J. Heini / 27.03.2021

Die USA machen es schon immer so. Besteuerung mit dem Welteinkommen, bei US Nationalität oder Green Card. Dann Anrechnung der Steuern, die aufgrund von Doppelbesteuerungsabkommen vom anderen Staat zu Recht erhoben werden. Allerdings innerhalb von Höchstgrenzen. Daher wird die doppelte Besteuerung von den USA nicht vollständig beseitigt. Nun kann man natürlich den Pass oder die Green Card abgeben.  Und Asyl brantragen! Gibt es eigentlich Menschen ohne Staatsbürgerschaft? Die Staatsbürgerschaft eines anderen EU Landes wird auf Dauer nicht helfen, denn die EU wird sicher lenkend eingreifen und den Rahmen der Besteuerung auf Basis der Nationalität für alle EU Länder vorgeben. Zuständigkeit hin oder her. Ja, Nationalismus ist ganz böse, es sei denn, er füllt die Staatskassen. Die Grünen müssen ja schauen, wo das Geld für all ihre Projekte herkommen soll. Denn Ausgaben zusammenstreichen geht nur begrenzt für Projekte, die rechts sind, z. B. Ausbau von Infrastruktur füs Autofahren oder Fliegen.

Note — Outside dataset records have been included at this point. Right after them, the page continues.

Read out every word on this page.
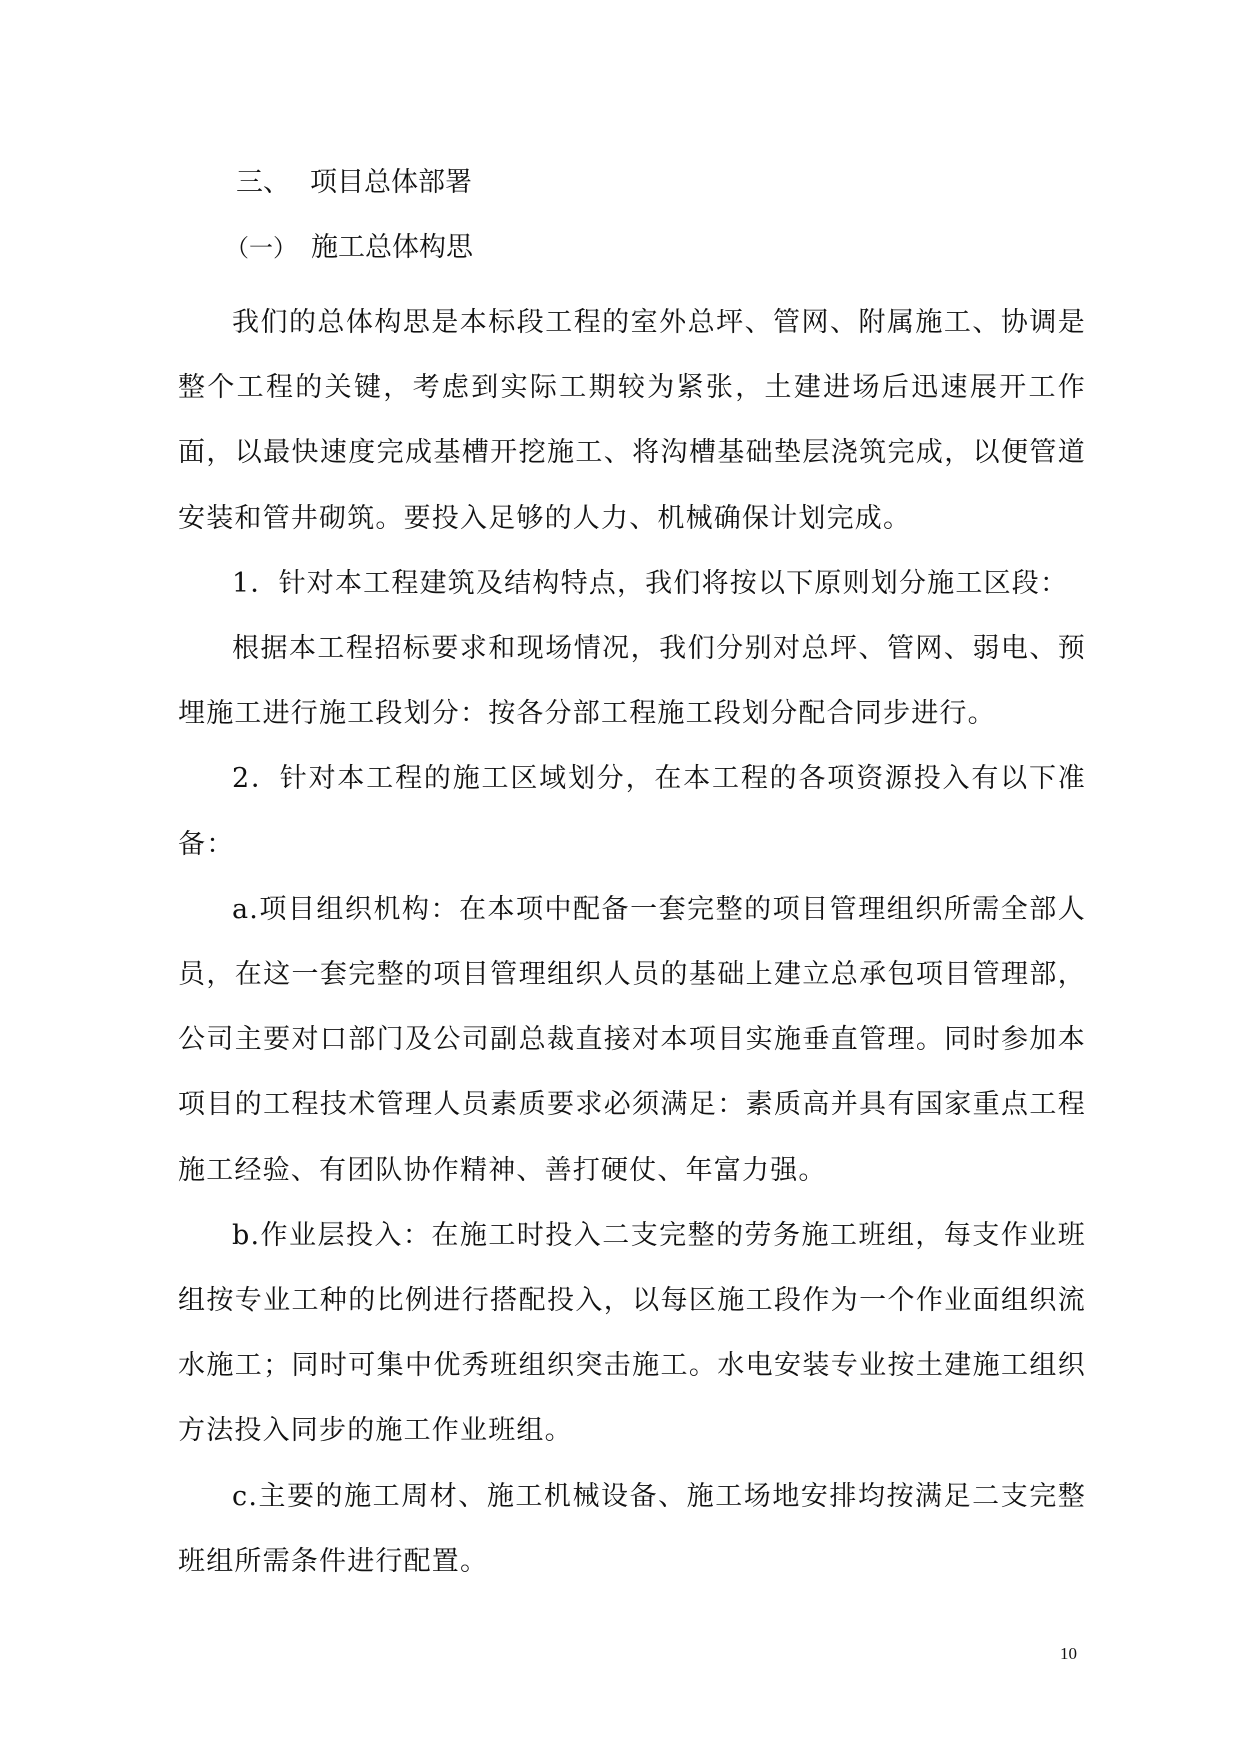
三、 项目总体部署
（一） 施工总体构思

我们的总体构思是本标段工程的室外总坪、管网、附属施工、协调是整个工程的关键，考虑到实际工期较为紧张，土建进场后迅速展开工作面，以最快速度完成基槽开挖施工、将沟槽基础垫层浇筑完成，以便管道安装和管井砌筑。要投入足够的人力、机械确保计划完成。

1．针对本工程建筑及结构特点，我们将按以下原则划分施工区段：

根据本工程招标要求和现场情况，我们分别对总坪、管网、弱电、预埋施工进行施工段划分：按各分部工程施工段划分配合同步进行。

2．针对本工程的施工区域划分，在本工程的各项资源投入有以下准备：

a.项目组织机构：在本项中配备一套完整的项目管理组织所需全部人员，在这一套完整的项目管理组织人员的基础上建立总承包项目管理部，公司主要对口部门及公司副总裁直接对本项目实施垂直管理。同时参加本项目的工程技术管理人员素质要求必须满足：素质高并具有国家重点工程施工经验、有团队协作精神、善打硬仗、年富力强。

b.作业层投入：在施工时投入二支完整的劳务施工班组，每支作业班组按专业工种的比例进行搭配投入，以每区施工段作为一个作业面组织流水施工；同时可集中优秀班组织突击施工。水电安装专业按土建施工组织方法投入同步的施工作业班组。

c.主要的施工周材、施工机械设备、施工场地安排均按满足二支完整班组所需条件进行配置。

10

Thomas Thürer / 27.03.2021

Och - keine Angst. Das ist Grün. Die „meinen“ etwas, verheben sich dann aber an der Umsetzung. Um das durchsetzen zu können, müssen die Grünen alle Doppelbesteuerungsabkommen kündigen. Damit kann jeder Deutsche im Ausland dort, und jeder Ausländer in Deutschland erklären: „Ich zahle schon Daheim!“ - ohne das dies Nachprüfbar wäre oder der Deutsche Staat überhaupt die Mittel hätte, von einem z.B. in der Schweiz lebenden Menschen mit deutscher Nationalität Steuern einzutreiben. Und wie können dann „Doppelstaatler“ mit ihren Steuerpflichten jonglieren? Am Ende zahlt dann keiner.

Kurt Engel / 27.03.2021

Die einzigen Staatsformen und Wirtschaftssysteme, die bisher immer überlebt haben sind Demokratie und Kapitalismus. Sollten die Grünen nach der Wahl Regierungsverantwortung übernehmen, so werden ihre Vorstellungen im Laufe der Zeit auch scheitern. Sie, die Pazifisten doch angeblich in ihren Geben haben, waren doch dabei, als Deutschland erstmals nach WII wieder an einem Krieg teilnahmen. Die Realität hatte sie eingeholt. Das wird früher oder später wieder passieren.

Claudia Maack / 27.03.2021

Ein Deutscher,  der bei einer Bank in Monaco eine Stelle und dazu noch eine kleine Wohnung gestellt bekommt, ist also ein „aggressiver Steuervermeider“. Interessant. Nur, weil die Grünen zu blöd sind, für solche Top-Jobs in Frage zu kommen, wollen Sie diejenigen ausplündern, die es können. Ich mag mir gar nicht vorstellen, wie heiß in den Reihen der ungelernten Grünen-und SPD-lern der Run auf solche Jobs wäre. Na ja, dann muss man halt Politiker werden und zusehen, dass das Geld der anderen nicht ausgeht.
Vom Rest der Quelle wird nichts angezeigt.